Launch availability won't matter to me as I am not building for a few months, but Ampere is a hot mess as far as I am concerned as an architecture and being on Samsung "8"nm. Sure, like Fermi prior, it performs, but it's got its problems and Nvidia is sandbagging on VRAM.
If Big Navi meets, is close to, or beats Ampere and is priced well, I will be jumping back over to Radeon for my next build, no problem. I've been on two Nvidia cards since my last Radeon cards. I'm ready.
I expect Ampere to refresh on 7nm and that will help. It won't be a magic bullet, but I expect it will alleviate some issues they have being on "8"nm from a power and yields perspective, and maybe clocks too. I think it's Fermi 1 to Fermi 2 all over again.
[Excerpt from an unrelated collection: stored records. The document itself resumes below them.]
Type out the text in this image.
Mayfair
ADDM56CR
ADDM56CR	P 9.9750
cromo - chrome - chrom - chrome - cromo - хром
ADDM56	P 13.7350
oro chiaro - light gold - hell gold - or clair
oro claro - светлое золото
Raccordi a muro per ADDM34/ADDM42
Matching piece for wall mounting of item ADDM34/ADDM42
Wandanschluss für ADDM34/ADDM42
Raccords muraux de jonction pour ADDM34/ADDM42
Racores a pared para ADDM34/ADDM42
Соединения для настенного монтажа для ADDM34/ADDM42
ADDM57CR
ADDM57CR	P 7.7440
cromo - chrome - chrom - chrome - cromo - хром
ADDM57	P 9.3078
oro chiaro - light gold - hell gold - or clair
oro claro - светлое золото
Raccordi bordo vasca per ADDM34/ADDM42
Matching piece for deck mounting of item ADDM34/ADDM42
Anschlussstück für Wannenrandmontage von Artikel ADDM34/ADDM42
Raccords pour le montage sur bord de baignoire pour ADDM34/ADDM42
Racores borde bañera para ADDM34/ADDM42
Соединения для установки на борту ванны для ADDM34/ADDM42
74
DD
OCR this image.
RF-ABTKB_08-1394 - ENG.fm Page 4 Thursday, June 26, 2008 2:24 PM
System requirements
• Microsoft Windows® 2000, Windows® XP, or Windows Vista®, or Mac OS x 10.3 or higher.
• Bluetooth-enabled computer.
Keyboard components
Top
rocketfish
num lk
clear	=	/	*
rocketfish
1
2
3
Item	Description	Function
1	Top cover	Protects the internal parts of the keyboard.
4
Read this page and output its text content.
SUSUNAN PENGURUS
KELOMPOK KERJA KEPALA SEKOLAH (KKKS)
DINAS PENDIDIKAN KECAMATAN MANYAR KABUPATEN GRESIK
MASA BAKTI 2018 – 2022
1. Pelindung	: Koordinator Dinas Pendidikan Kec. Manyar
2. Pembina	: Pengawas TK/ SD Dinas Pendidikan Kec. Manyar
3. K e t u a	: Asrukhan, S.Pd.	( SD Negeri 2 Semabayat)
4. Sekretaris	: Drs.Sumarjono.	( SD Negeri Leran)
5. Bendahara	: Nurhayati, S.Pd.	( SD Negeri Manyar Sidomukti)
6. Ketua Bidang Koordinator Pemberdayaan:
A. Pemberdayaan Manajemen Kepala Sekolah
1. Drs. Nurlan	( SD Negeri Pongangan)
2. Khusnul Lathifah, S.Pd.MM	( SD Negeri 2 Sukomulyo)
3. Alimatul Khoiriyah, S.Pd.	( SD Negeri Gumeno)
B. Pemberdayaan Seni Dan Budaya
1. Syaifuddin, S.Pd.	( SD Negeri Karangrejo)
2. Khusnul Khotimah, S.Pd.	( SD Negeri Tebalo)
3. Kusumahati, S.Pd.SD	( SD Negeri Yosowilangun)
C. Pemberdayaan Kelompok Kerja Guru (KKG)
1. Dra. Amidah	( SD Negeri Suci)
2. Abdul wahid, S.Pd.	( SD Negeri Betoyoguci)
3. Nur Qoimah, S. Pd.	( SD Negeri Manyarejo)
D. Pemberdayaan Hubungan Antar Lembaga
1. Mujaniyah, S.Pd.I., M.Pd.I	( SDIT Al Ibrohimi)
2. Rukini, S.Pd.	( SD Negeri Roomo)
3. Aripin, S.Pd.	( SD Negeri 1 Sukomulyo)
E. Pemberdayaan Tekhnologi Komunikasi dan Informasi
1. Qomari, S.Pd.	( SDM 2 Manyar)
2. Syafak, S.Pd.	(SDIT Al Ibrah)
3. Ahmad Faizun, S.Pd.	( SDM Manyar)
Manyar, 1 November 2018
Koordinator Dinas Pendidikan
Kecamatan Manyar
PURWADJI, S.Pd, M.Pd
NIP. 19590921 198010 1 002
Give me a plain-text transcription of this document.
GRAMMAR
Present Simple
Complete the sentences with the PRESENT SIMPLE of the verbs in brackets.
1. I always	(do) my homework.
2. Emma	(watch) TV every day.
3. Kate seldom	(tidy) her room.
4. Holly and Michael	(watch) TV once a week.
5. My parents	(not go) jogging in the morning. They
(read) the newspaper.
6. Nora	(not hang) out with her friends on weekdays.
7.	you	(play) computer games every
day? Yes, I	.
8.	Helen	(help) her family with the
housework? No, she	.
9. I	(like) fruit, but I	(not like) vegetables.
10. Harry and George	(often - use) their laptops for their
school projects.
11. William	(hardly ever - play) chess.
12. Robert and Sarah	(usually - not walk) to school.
AdoredTV did an interesting analysis on VRAM going back to Fermi and how we generally saw a doubling for each tier each new generation. And Ti cards were typically half of a Titan. Then it started to get weird with Pascal and going into Turing and Ampere hasn't really progressed and if their marketing is believed can be seen as a regression if the 3080 is supposed to be a replacement for the 2080 Ti (Nvidia does keep calling 3080 their new "flagship" yet continually compares it to the 2080 on charts more than 2080 Ti which was flagship of last gen). More credence that the 3090 is a replacement for the 2080 Ti, not the Titan RTX, while having a $300 price hike.
Fermi mid-range: 1GB (GTX 460/560)
Fermi high-end: 1.5GB (GTX 480/580)
Kepler mid-range: 2GB (GTX 680)
Kepler high-end: 3GB (GTX 780 Ti)
Kepler Titan: 6GB (OG Titan)
Maxwell mid-range: 4GB (GTX 980)
Maxwell high end: 6GB (GTX 980 Ti)
Maxwell Titan: 12 GB (Titan X)
Pascal mid-range: 8GB (GTX 1080)
Pascal high-end: 11GB (GTX 1080 Ti)
Pascal Titan: 12GB (Titan Xp)
Turing mid-range: 8GB (RTX 2080/2080 Super)
Turing high-end: 11GB (RTX 2080 Ti)
Turing Titan: 24GB (Titan RTX)
Ampere mid-range: 10GB (RTX 3080)
Ampere high-end: 24GB (RTX 3090)
Ampere Titan: there isn't one (48GB if one comes out?)